Often when someone dies, our memories of them become exaggerated. We remember all of their good traits and focus on them as if they were some kind of superhuman while they walked the earth. Instead of reflecting on their bad qualities and remembering them as they were, it's almost as if we put on blinders and elevate them an angel-like level. In Bridgett M. Davis' Into the Go-Slow, we find 21 year old Angie tracing the footsteps of her deceased sister, Ella, and trying to fit in the missing pieces of the puzzle that she was.
As the youngest of three sisters, Angie witnessed Ella's need to shine in the eyes of their father and her rebellious spirit when dealing with her mother. Middle sister Denise was always sensible. And baby Angie just fit in where she could, carrying the heavy load of watching Angie tumble off her pedestal and trying to save her when no one else would.
Whether Angie's recollection of Ella is clouded because of her young age at the time of Ella's death or because she engaged in older sibling hero worship, it becomes apparent that the Ella she thought she knew was not the person she really was. Deciding to reconnect with those who really did know Ella, Angie goes to Nigeria to find out what really happened to her in her final days.

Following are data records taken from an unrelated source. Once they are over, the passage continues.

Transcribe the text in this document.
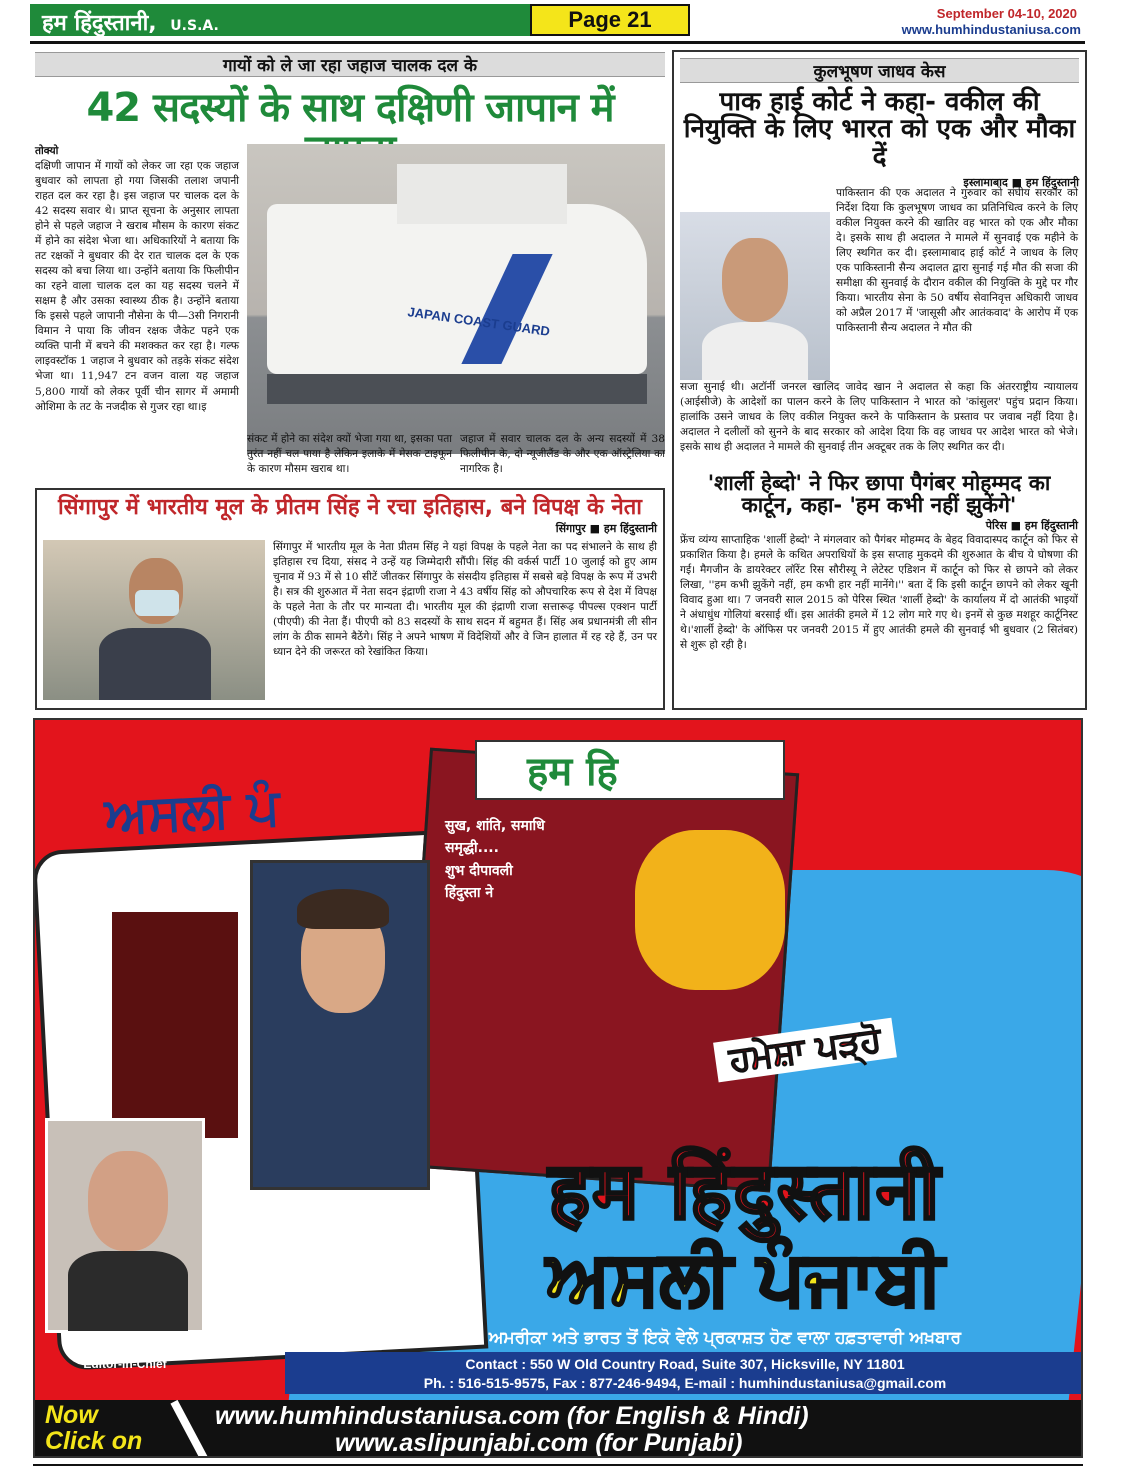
हम हिंदुस्तानी, U.S.A.	Page 21	September 04-10, 2020
www.humhindustaniusa.com
गायों को ले जा रहा जहाज चालक दल के
42 सदस्यों के साथ दक्षिणी जापान में
तोक्यो
दक्षिणी जापान में गायों को लेकर जा रहा एक जहाज बुधवार को लापता हो गया जिसकी तलाश जपानी राहत दल कर रहा है। इस जहाज पर चालक दल के 42 सदस्य सवार थे। प्राप्त सूचना के अनुसार लापता होने से पहले जहाज ने खराब मौसम के कारण संकट में होने का संदेश भेजा था। अधिकारियों ने बताया कि तट रक्षकों ने बुधवार की देर रात चालक दल के एक सदस्य को बचा लिया था। उन्होंने बताया कि फिलीपीन का रहने वाला चालक दल का यह सदस्य चलने में सक्षम है और उसका स्वास्थ्य ठीक है। उन्होंने बताया कि इससे पहले जापानी नौसेना के पी—3सी निगरानी विमान ने पाया कि जीवन रक्षक जैकेट पहने एक व्यक्ति पानी में बचने की मशक्कत कर रहा है। गल्फ लाइवस्टॉक 1 जहाज ने बुधवार को तड़के संकट संदेश भेजा था। 11,947 टन वजन वाला यह जहाज 5,800 गायों को लेकर पूर्वी चीन सागर में अमामी ओशिमा के तट के नजदीक से गुजर रहा था।इ
JAPAN COAST GUARD
संकट में होने का संदेश क्यों भेजा गया था, इसका पता तुरंत नहीं चल पाया है लेकिन इलाके में मेसक टाइफून के कारण मौसम खराब था।
जहाज में सवार चालक दल के अन्य सदस्यों में 38 फिलीपीन के, दो न्यूजीलैंड के और एक ऑस्ट्रेलिया का नागरिक है।
कुलभूषण जाधव केस
पाक हाई कोर्ट ने कहा- वकील की नियुक्ति के लिए भारत को एक और मौका दें
इस्लामाबाद ■ हम हिंदुस्तानी
पाकिस्तान की एक अदालत ने गुरुवार को संघीय सरकार को निर्देश दिया कि कुलभूषण जाधव का प्रतिनिधित्व करने के लिए वकील नियुक्त करने की खातिर वह भारत को एक और मौका दे। इसके साथ ही अदालत ने मामले में सुनवाई एक महीने के लिए स्थगित कर दी। इस्लामाबाद हाई कोर्ट ने जाधव के लिए एक पाकिस्तानी सैन्य अदालत द्वारा सुनाई गई मौत की सजा की समीक्षा की सुनवाई के दौरान वकील की नियुक्ति के मुद्दे पर गौर किया। भारतीय सेना के 50 वर्षीय सेवानिवृत्त अधिकारी जाधव को अप्रैल 2017 में 'जासूसी और आतंकवाद' के आरोप में एक पाकिस्तानी सैन्य अदालत ने मौत की
सजा सुनाई थी। अटॉर्नी जनरल खालिद जावेद खान ने अदालत से कहा कि अंतरराष्ट्रीय न्यायालय (आईसीजे) के आदेशों का पालन करने के लिए पाकिस्तान ने भारत को 'कांसुलर' पहुंच प्रदान किया। हालांकि उसने जाधव के लिए वकील नियुक्त करने के पाकिस्तान के प्रस्ताव पर जवाब नहीं दिया है।अदालत ने दलीलों को सुनने के बाद सरकार को आदेश दिया कि वह जाधव पर आदेश भारत को भेजे। इसके साथ ही अदालत ने मामले की सुनवाई तीन अक्टूबर तक के लिए स्थगित कर दी।
'शार्ली हेब्दो' ने फिर छापा पैगंबर मोहम्मद का कार्टून, कहा- 'हम कभी नहीं झुकेंगे'
पेरिस ■ हम हिंदुस्तानी
फ्रेंच व्यंग्य साप्ताहिक 'शार्ली हेब्दो' ने मंगलवार को पैगंबर मोहम्मद के बेहद विवादास्पद कार्टून को फिर से प्रकाशित किया है। हमले के कथित अपराधियों के इस सप्ताह मुकदमे की शुरुआत के बीच ये घोषणा की गई। मैगजीन के डायरेक्टर लॉरेंट रिस सौरीस्यू ने लेटेस्ट एडिशन में कार्टून को फिर से छापने को लेकर लिखा, ''हम कभी झुकेंगे नहीं, हम कभी हार नहीं मानेंगे।'' बता दें कि इसी कार्टून छापने को लेकर खूनी विवाद हुआ था। 7 जनवरी साल 2015 को पेरिस स्थित 'शार्ली हेब्दो' के कार्यालय में दो आतंकी भाइयों ने अंधाधुंध गोलियां बरसाई थीं। इस आतंकी हमले में 12 लोग मारे गए थे। इनमें से कुछ मशहूर कार्टूनिस्ट थे।'शार्ली हेब्दो' के ऑफिस पर जनवरी 2015 में हुए आतंकी हमले की सुनवाई भी बुधवार (2 सितंबर) से शुरू हो रही है।
सिंगापुर में भारतीय मूल के प्रीतम सिंह ने रचा इतिहास, बने विपक्ष के नेता
सिंगापुर ■ हम हिंदुस्तानी
सिंगापुर में भारतीय मूल के नेता प्रीतम सिंह ने यहां विपक्ष के पहले नेता का पद संभालने के साथ ही इतिहास रच दिया, संसद ने उन्हें यह जिम्मेदारी सौंपी। सिंह की वर्कर्स पार्टी 10 जुलाई को हुए आम चुनाव में 93 में से 10 सीटें जीतकर सिंगापुर के संसदीय इतिहास में सबसे बड़े विपक्ष के रूप में उभरी है। सत्र की शुरुआत में नेता सदन इंद्राणी राजा ने 43 वर्षीय सिंह को औपचारिक रूप से देश में विपक्ष के पहले नेता के तौर पर मान्यता दी। भारतीय मूल की इंद्राणी राजा सत्तारूढ़ पीपल्स एक्शन पार्टी (पीएपी) की नेता हैं। पीएपी को 83 सदस्यों के साथ सदन में बहुमत हैं। सिंह अब प्रधानमंत्री ली सीन लांग के ठीक सामने बैठेंगे। सिंह ने अपने भाषण में विदेशियों और वे जिन हालात में रह रहे हैं, उन पर ध्यान देने की जरूरत को रेखांकित किया।
ਅਸਲੀ ਪੰ
हम हि
सुख, शांति, समाधि
समृद्धी....
शुभ दीपावली
हिंदुस्ता ने
ਹਮੇਸ਼ਾ ਪੜ੍ਹੋ
हम हिंदुस्तानी
ਅਸਲੀ ਪੰਜਾਬੀ
ਅਮਰੀਕਾ ਅਤੇ ਭਾਰਤ ਤੋਂ ਇਕੋ ਵੇਲੇ ਪ੍ਰਕਾਸ਼ਤ ਹੋਣ ਵਾਲਾ ਹਫ਼ਤਾਵਾਰੀ ਅਖ਼ਬਾਰ
Contact : 550 W Old Country Road, Suite 307, Hicksville, NY 11801
Ph. : 516-515-9575, Fax : 877-246-9494, E-mail : humhindustaniusa@gmail.com
Jasbir 'Jay' Singh
Editor-in-Chief
Now
Click on
www.humhindustaniusa.com (for English & Hindi)
www.aslipunjabi.com (for Punjabi)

From Detroit to Nigeria, Davis takes readers on a sometimes painful, yet engaging, journey. She captures the spirit of the late eighties; a Detroit beginning to crumble under Reaganomics, student activists' newly found awareness of South Africa's apartheid structure, and injustices around the world. She vividly paints a picture of Fela's Nigeria as experienced through Ella and re-told to Angie. And she does it all masterfully.
Published: September 2014
Disclaimer: Copy of book received from publisher, opinions are my own.